Tras las sombras de su anterior disco Ashes & Fire (PaxAm,2011), Ryan despierta, deja crecer sus cabellos, saca la naftalina de la cazadora vaquera y sube las persianas para que el sol llegue hasta su rincón creativo, iluminando todo el material incluido en este nuevo álbum, con producción de su amigo y compañero Mike Viola.

Ryan parece haber pulsado el botón reset para regresar con un disco que perfectamente podría pertenecer a su primera etapa. Las limpias melodías de rock americano coquetean con medios tiempos que encajan a la perfección unos con otros, remitiendo a obras de Tom Petty e incluso a los orígenes de Bruce Springteen. Sonido americana del de toda la vida, sin líos, directo y sencillo a la par que contundente.

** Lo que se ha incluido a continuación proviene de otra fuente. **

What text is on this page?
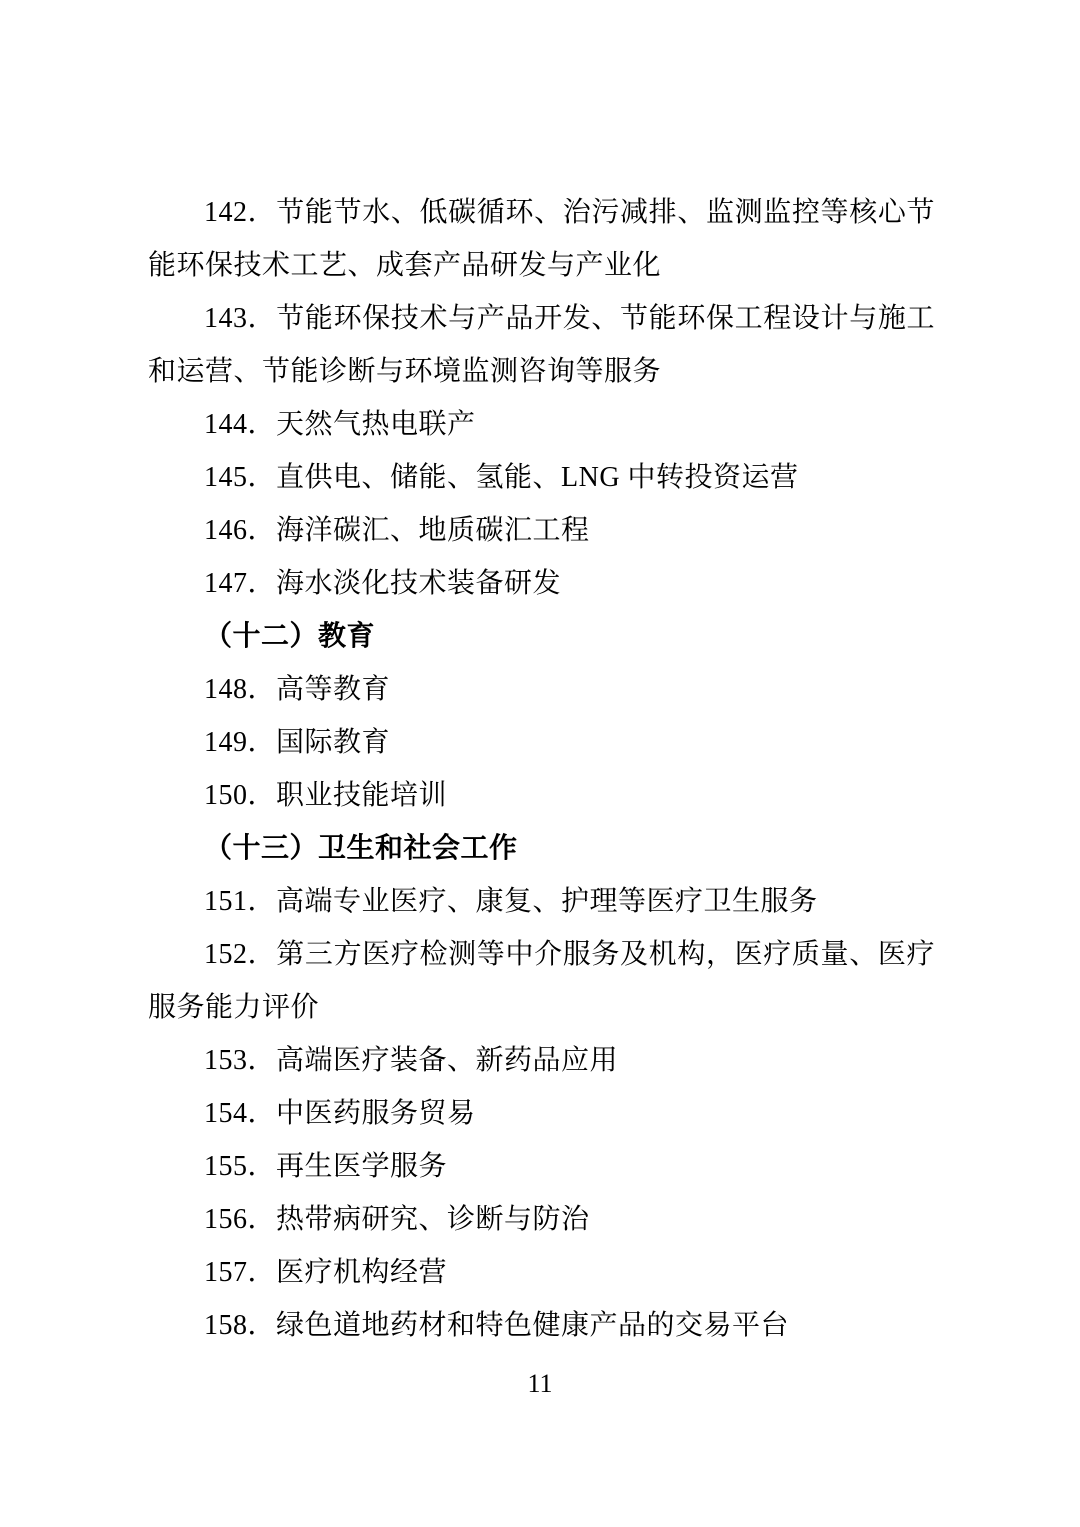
142．节能节水、低碳循环、治污减排、监测监控等核心节能环保技术工艺、成套产品研发与产业化

143．节能环保技术与产品开发、节能环保工程设计与施工和运营、节能诊断与环境监测咨询等服务

144．天然气热电联产

145．直供电、储能、氢能、LNG 中转投资运营

146．海洋碳汇、地质碳汇工程

147．海水淡化技术装备研发

（十二）教育

148．高等教育

149．国际教育

150．职业技能培训

（十三）卫生和社会工作

151．高端专业医疗、康复、护理等医疗卫生服务

152．第三方医疗检测等中介服务及机构，医疗质量、医疗服务能力评价

153．高端医疗装备、新药品应用

154．中医药服务贸易

155．再生医学服务

156．热带病研究、诊断与防治

157．医疗机构经营

158．绿色道地药材和特色健康产品的交易平台

11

¿Para qué complicarse? Su música consigue dar un salto hasta los años 80 y se trae la maleta llena del sonido y la estética característica de esa década, adaptándolo a nuestro tiempo con la clase y elegancia que le preceden. Hay que prestar mucha atención al nivel vocal de este disco, donde quizá haya tenido mucho que ver las influencias declaradas de The Velvet Underground o The Smiths. Como curiosidad, señalar que su amigo Johnny Depp rasga con el garfio su guitarra en “Kim” y “Feels Like Fire”.

Una nueva obra en esa montaña rusa que es la discografía de Ryan, quien, aunque de forma intermitente, sigue sorprendiéndonos con esa versatilidad que le caracteriza a la hora de abordar cualquier palo del rock americano. No es un álbum perfecto, pero sí redondo.